Незачем новоиспеченному мужу знать о моем итальянском прошлом и о том,
что когда-то я с тоски хотела броситься в речку. Кроме того, я все еще
не могла до конца поверить в то, что Шерлок Холмс – знаменитый
лондонский сыщик, которого нанял Сигизмунд – мой давний спаситель.
Забавно. Годфри все что-то выспрашивал у меня, прикидывал варианты
действий, а я не могла отделаться от воспоминаний пятилетней давности.
В
конце концов, мы решили, что нужно выезжать немедленно, как только
соберемся, я пообещала Годфри сообщить, когда буду готова к отъезду и
поехала обратно в Брайони-Лодж. Дверь дома, в котором я относительно
благополучно прожила несколько лет, и который мне скоро предстоит
покинуть, я открыла, когда часы в гостиной били десять. Оставалось не
так много времени на сборы. Веселый выдался денек… Ну, что ж, мистер
Шерлок Холмс, то, что вы меня не узнали – к лучшему. Впрочем, я и сама
хороша… Неужели я так сильно изменилась? Большое зеркало в холле
сказало мне: «Нет, Ирэн. Конечно, черты лица стали более резкими, и
волосы чуть меньше вьются, и в глазах, пожалуй, нет задорного блеска.
Пять лет прошло, да и обстоятельства тогда были не такие, чтобы
запоминать внешность.
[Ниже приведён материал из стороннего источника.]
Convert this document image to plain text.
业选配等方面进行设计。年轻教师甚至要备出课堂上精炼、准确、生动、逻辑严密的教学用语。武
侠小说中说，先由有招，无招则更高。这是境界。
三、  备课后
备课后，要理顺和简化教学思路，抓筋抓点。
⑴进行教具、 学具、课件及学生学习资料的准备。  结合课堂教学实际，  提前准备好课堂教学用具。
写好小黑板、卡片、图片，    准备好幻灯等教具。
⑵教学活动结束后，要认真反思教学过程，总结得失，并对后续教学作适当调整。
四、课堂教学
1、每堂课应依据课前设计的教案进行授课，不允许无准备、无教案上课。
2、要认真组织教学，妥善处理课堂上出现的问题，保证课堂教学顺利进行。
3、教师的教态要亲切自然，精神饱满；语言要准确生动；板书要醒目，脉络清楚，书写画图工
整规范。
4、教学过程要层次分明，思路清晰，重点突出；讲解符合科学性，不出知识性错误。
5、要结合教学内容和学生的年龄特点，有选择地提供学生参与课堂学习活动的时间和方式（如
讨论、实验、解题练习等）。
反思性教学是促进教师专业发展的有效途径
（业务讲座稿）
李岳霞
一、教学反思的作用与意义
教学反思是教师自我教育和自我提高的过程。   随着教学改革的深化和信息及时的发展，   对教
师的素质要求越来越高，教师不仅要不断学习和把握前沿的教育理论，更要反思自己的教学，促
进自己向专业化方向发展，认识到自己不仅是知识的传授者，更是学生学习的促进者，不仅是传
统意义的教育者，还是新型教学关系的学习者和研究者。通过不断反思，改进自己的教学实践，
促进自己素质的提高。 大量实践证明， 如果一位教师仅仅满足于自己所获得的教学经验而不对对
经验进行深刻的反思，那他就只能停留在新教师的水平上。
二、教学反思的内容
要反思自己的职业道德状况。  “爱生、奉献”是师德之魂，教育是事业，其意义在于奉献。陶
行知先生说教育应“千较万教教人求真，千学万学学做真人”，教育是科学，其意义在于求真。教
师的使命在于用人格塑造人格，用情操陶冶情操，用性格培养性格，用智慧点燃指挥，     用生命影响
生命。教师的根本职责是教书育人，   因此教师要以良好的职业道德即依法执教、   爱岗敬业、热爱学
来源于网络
Мог и не узнать.» Я окинула взглядом свое
отражение и почувствовала, что вот-вот заплачу. Я что, расстроилась?
Еще не хватало. Из-за какого-то сыщика…
Подумаешь, пять лет
мысли мои время от времени возвращались к моему спасителю, образ
которого все больше напоминал сказочный. Мол, есть где-то замечательный
человек – умный, добрый, чуткий, готовый в любую минуту придти на
помощь… И вдруг оказывается, что этот сказочный герой – агент моего
злейшего врага, просто вульгарный сыщик, который даже не узнал меня при
встрече.
Взгляд мой нечаянно упал на полку перед зеркалом, да
так и застыл там. Время остановилось, а сердце ухнуло куда-то вниз. Эта
неряха Салли опять забыла вытереть пыль. Еще бы она тут не накопилась –
надо убираться каждый день, чтобы была хоть видимость уюта и чистоты…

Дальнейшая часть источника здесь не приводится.